Atom and VS Code don't "feel great"? Yes, there are lots of shitty Electron apps out there, but don't the good ones prove that it's possible to write good ones too?
I haven't tried VS Code, but Atom definitely doesn't feel that great. Looks like a lightweight editor, feels like a big, heavy moloch.
Atom's selling point to me was always its easy hackability, and that's where Electron tremendously wins: doing hacks, software meant to be set up quick'n'dirty, personal experiments, stuff done because "why not". I'm glad that Electron (and Atom too) exists because of that. However, that's definitely not a reason to write any serious tools in it. Using any Electron app with my 8GB RAM is a nightmare, and most of them look so out of place that (from the UX perspective) I don't know why they were put outside of the browser in the first place.
[eidt]
Oh, and the main thing - VS Code and Atom definitely don't share their code with any Web version running in browser. Doesn't that make the original argument moot?
vscode does share code with the browser-based editor used in MSFT sites like VS Team Services and onedrive. It was actually first released there as a browser-based editor before being adapted for use in a standalone desktop application.
I'm with you here. Electron has gotten a bad name thanks to resource hogs like Slack, but it can also be used to create amazing multi-platfotm desktop apps.
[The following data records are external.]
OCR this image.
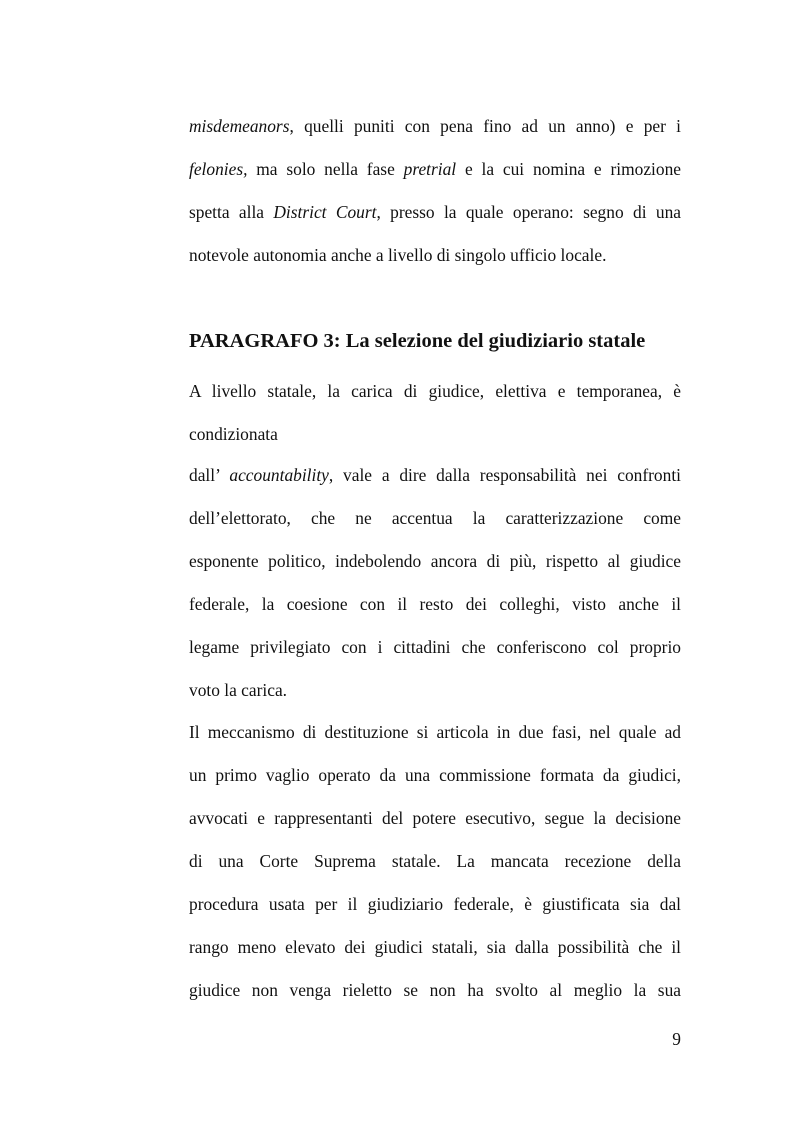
misdemeanors, quelli puniti con pena fino ad un anno) e per i
felonies, ma solo nella fase pretrial e la cui nomina e rimozione
spetta alla District Court, presso la quale operano: segno di una
notevole autonomia anche a livello di singolo ufficio locale.
PARAGRAFO 3: La selezione del giudiziario statale
A livello statale, la carica di giudice, elettiva e temporanea, è
condizionata
dall’ accountability, vale a dire dalla responsabilità nei confronti
dell’elettorato, che ne accentua la caratterizzazione come
esponente politico, indebolendo ancora di più, rispetto al giudice
federale, la coesione con il resto dei colleghi, visto anche il
legame privilegiato con i cittadini che conferiscono col proprio
voto la carica.
Il meccanismo di destituzione si articola in due fasi, nel quale ad
un primo vaglio operato da una commissione formata da giudici,
avvocati e rappresentanti del potere esecutivo, segue la decisione
di una Corte Suprema statale. La mancata recezione della
procedura usata per il giudiziario federale, è giustificata sia dal
rango meno elevato dei giudici statali, sia dalla possibilità che il
giudice non venga rieletto se non ha svolto al meglio la sua
9
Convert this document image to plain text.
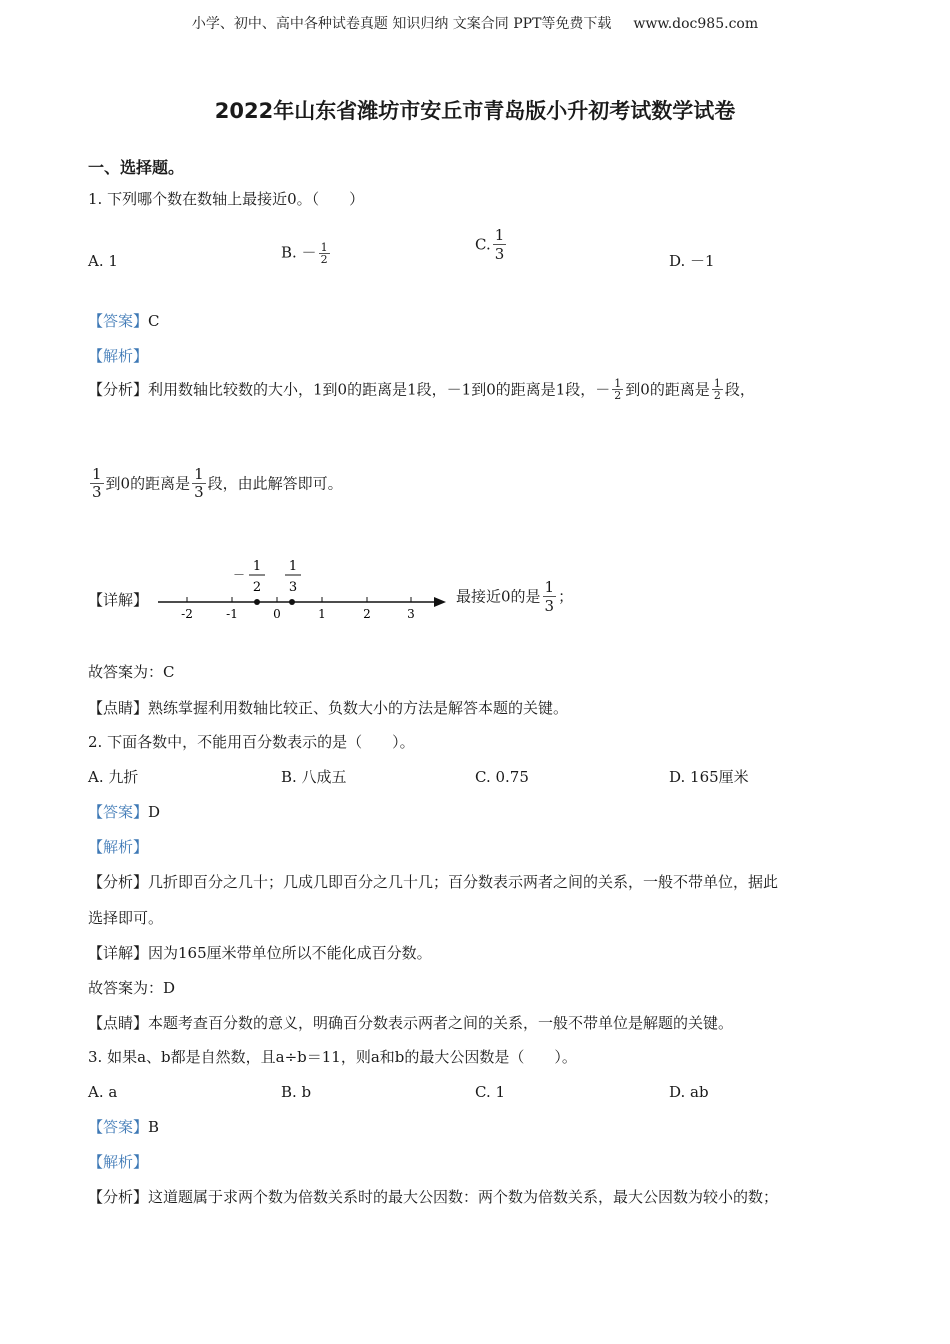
小学、初中、高中各种试卷真题 知识归纳 文案合同 PPT等免费下载 www.doc985.com
2022年山东省潍坊市安丘市青岛版小升初考试数学试卷
一、选择题。
1. 下列哪个数在数轴上最接近0。（　　）
A. 1	B. － $\frac{1}{2}$	C. $\frac{1}{3}$	D. －1
【答案】C
【解析】
【分析】利用数轴比较数的大小，1到0的距离是1段，－1到0的距离是1段，－ $\frac{1}{2}$ 到0的距离是 $\frac{1}{2}$ 段，
$\frac{1}{3}$ 到0的距离是 $\frac{1}{3}$ 段，由此解答即可。
【详解】
-2	-1	0	1	2	3
－
1
2
1
3	最接近0的是 $\frac{1}{3}$ ；
故答案为：C
【点睛】熟练掌握利用数轴比较正、负数大小的方法是解答本题的关键。
2. 下面各数中，不能用百分数表示的是（　　）。
A. 九折	B. 八成五	C. 0.75	D. 165厘米
【答案】D
【解析】
【分析】几折即百分之几十；几成几即百分之几十几；百分数表示两者之间的关系，一般不带单位，据此
选择即可。
【详解】因为165厘米带单位所以不能化成百分数。
故答案为：D
【点睛】本题考查百分数的意义，明确百分数表示两者之间的关系，一般不带单位是解题的关键。
3. 如果a、b都是自然数，且a÷b＝11，则a和b的最大公因数是（　　）。
A. a	B. b	C. 1	D. ab
【答案】B
【解析】
【分析】这道题属于求两个数为倍数关系时的最大公因数：两个数为倍数关系，最大公因数为较小的数；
VS Code is a great example of Electron done right - compared to the full VS it absolutely flies, while still being packed with features and being very extensible.
Cos by using JS you don't need low level knowledge of how computers work and you don't have to plan too far in advance. People are not big fans of learning, specially the things they deem arcane.
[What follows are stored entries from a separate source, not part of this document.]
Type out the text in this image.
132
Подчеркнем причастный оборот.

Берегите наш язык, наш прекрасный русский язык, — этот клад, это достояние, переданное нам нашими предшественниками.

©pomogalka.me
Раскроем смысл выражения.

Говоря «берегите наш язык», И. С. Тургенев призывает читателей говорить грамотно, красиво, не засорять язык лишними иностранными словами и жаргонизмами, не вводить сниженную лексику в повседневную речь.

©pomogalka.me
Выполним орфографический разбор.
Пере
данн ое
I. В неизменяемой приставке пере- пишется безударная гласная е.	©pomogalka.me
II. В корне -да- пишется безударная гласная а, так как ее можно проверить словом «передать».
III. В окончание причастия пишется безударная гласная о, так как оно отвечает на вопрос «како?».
That's a great reason for Electron to exist and I'm all for it. If you want to mess around, do silly stuff just because you can, it's amazing that such technologies exist and you can do magic with pretty low learning curve. Heck, I've been doing stuff in the past like complete smartphone UI with Node and Chromium, just because I could and wanted to experiment.
However, that's a really bad argument when it comes to software development of proper tools that need to be developed and maintained and actually used by people.
Wait what? Why are they getting rid of simplicity and model that just works. Once again Microsoft managed to put on some C# programmers on JS. The first thing they thought was why doesn’t it support threads! Let’s build thread support and get a promotion!
Edit: I would question usage of Node if everything you are doing is CPU bound. I think people started down-voting me without going through docs, I mean just read this documentation page and tell me this is right https://github.com/Microsoft/napajs/blob/master/docs/api/mem...
> As it evolves, we find it useful to complement Node.js in CPU-bound tasks, with the capability of executing JavaScript in multiple V8 isolates and communicating between them.
There are some cases on the threshold that this can be useful for.
For example, let's say your Node application's requirements changed, and now you have to transform a set of five JSON objects to one JSON object, with some big arrays, indexing, and sorting required. The operation takes 10-100ms of cpu time, which isn't nuts, but with thousands of requests per second would normally be a catastrophe. If you can spawn a thread in this case you can save the day.
All I meant was "transforming and merging complex documents can really take this much time", not "stopping your whole server application for this long is okay" (that would be nuts).